Сашу хватило на несравненно более долгий срок. Но тоже не навсегда, так что его публикации последних двух-трех лет меня скорее огорчали, чем радовали. Профессионализм профессионализмом, но видна была уже и усталость. Что-то исчерпалось до донышка, а новое никак, видимо, не придумывалось. А тут еще и непомерно затянувшееся настроение fine de siècle, и чувство разочарования во всем на свете — от разочарования в России, явно не сумевшей воспользоваться шансом, который ей совсем недавно предложила история, до разочарования в писателях-современниках, людях в общем-то небесталанных, но на роль любимого Сашей Томаса Манна, увы, не тянущих.
Насмехаясь над народолюбцами и самые сильные, хотя и несправедливо резкие свои статьи посвятив как раз тем литераторам, что идут не «от культуры», а «от почвы», Александр Агеев тоже ведь нуждался в среде и опоре. Раз и навсегда найдя ее в собственном сословии — в аристократах мысли, какими можно оставаться и на каторге, и у конвейера. Слово «интеллигенция», конечно, табуировано, но мы ведь и по умолчанию понимаем, о ком идет речь.

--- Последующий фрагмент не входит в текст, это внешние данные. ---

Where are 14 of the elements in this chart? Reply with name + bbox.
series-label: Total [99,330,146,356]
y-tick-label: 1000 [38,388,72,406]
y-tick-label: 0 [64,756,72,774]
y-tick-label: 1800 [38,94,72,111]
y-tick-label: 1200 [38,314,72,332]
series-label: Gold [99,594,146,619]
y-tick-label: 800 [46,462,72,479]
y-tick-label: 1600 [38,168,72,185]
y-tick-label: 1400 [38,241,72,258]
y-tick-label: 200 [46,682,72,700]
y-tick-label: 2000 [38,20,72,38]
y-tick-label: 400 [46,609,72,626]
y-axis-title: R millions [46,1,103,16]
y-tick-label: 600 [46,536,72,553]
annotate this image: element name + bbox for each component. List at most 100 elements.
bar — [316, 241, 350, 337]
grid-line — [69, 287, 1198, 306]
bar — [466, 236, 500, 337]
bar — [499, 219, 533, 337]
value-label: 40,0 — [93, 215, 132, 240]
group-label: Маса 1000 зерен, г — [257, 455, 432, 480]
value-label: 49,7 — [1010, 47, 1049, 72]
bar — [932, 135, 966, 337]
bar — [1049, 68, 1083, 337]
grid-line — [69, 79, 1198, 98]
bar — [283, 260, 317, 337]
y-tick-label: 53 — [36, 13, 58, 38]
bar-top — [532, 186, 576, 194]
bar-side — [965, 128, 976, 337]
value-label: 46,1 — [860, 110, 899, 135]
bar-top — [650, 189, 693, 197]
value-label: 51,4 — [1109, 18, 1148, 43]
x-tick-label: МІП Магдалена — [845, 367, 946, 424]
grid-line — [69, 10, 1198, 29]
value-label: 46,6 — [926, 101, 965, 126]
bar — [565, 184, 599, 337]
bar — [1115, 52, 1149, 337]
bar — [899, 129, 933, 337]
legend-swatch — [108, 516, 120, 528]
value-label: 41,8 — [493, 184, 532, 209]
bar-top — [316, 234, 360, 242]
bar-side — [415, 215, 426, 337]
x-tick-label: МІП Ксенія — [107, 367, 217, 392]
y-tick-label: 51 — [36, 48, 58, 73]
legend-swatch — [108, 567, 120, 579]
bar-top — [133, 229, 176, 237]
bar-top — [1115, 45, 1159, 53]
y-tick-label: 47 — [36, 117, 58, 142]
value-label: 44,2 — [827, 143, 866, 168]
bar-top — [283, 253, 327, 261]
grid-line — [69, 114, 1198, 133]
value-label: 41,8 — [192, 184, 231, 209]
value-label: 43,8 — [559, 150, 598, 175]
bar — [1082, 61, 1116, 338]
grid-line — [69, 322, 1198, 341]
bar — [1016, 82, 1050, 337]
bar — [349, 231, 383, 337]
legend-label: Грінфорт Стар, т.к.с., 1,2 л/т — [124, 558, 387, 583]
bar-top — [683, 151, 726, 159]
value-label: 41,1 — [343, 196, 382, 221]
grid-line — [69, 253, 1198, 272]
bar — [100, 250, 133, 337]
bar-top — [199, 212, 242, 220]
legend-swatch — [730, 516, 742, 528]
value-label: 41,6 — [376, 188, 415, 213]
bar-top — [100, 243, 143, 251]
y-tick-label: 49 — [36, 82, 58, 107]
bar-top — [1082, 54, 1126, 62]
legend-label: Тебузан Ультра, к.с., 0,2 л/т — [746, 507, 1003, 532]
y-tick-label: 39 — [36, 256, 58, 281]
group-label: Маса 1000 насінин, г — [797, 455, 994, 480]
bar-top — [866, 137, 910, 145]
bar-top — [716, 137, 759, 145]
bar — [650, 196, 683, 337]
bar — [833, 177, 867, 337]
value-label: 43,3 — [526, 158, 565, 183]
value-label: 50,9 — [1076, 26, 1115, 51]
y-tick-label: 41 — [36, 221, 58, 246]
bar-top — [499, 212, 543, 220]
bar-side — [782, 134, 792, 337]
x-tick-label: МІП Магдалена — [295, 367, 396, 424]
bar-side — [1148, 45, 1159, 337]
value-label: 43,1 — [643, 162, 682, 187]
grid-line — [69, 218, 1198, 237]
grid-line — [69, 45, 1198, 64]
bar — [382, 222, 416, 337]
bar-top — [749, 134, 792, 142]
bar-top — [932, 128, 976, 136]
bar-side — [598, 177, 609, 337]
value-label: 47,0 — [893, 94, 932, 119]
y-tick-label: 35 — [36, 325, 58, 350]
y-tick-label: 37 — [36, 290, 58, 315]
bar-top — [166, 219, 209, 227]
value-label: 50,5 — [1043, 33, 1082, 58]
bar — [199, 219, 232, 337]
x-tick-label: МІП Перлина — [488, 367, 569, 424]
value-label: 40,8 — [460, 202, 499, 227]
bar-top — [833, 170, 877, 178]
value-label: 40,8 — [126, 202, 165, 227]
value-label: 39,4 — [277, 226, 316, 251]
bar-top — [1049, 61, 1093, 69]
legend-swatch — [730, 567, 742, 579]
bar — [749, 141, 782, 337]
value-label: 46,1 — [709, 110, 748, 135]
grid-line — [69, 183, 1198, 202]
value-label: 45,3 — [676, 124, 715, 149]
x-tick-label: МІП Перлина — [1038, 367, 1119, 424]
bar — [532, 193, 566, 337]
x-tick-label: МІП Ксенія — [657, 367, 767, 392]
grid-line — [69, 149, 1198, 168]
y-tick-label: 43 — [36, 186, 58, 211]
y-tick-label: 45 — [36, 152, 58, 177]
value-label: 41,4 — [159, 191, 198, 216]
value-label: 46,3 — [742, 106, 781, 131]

Тем горше было Сашино разочарование в нас с вами, в своих по крови, по прочтенным (и написанным) книгам и, что естественно, в себе самом тоже.
Помню, как в кухонном разговоре позднесоветских лет жена моего приятеля-прозаика, тогда совсем не издававшегося, а ныне повсеградно оэкраненного, вгорячах сказала: «Все ему советуют: продайся. Так было бы за что продаваться! За поездку в Чехословакию, за развалюху в Переделкине? А я вот хочу, чтобы у меня лошадь была своя. И даже имя ей придумала: Ксантиппа».
Так вот. Многие, слишком многие из тех, кто в те баснословные года не уступил первородство за чечевичную похлебку, отдали его за Ксантиппу. Соблазненные кто властью (там тоже ведь есть теперь приличные люди), кто тиражами и гонорарами (они же за работу, за талант, а не по разнарядке), кто страстной и щедрой симпатией западных фондов.
Сашу это бесило — особенно в последние годы.
«…Жизнь у меня всякая была — и удачная, и неудачная. Одно могу с уверенностью сказать: ласковым теленком, который всех маток сосет, вроде бы никогда не был, к ручкам ничьим не прикладывался, улыбку изображать себя не заставлял даже ради дела».
Сказано о себе. И, может быть, сказано чересчур заносчиво, высокомерно. Но тайное высокомерие вообще было в Сашиной природе.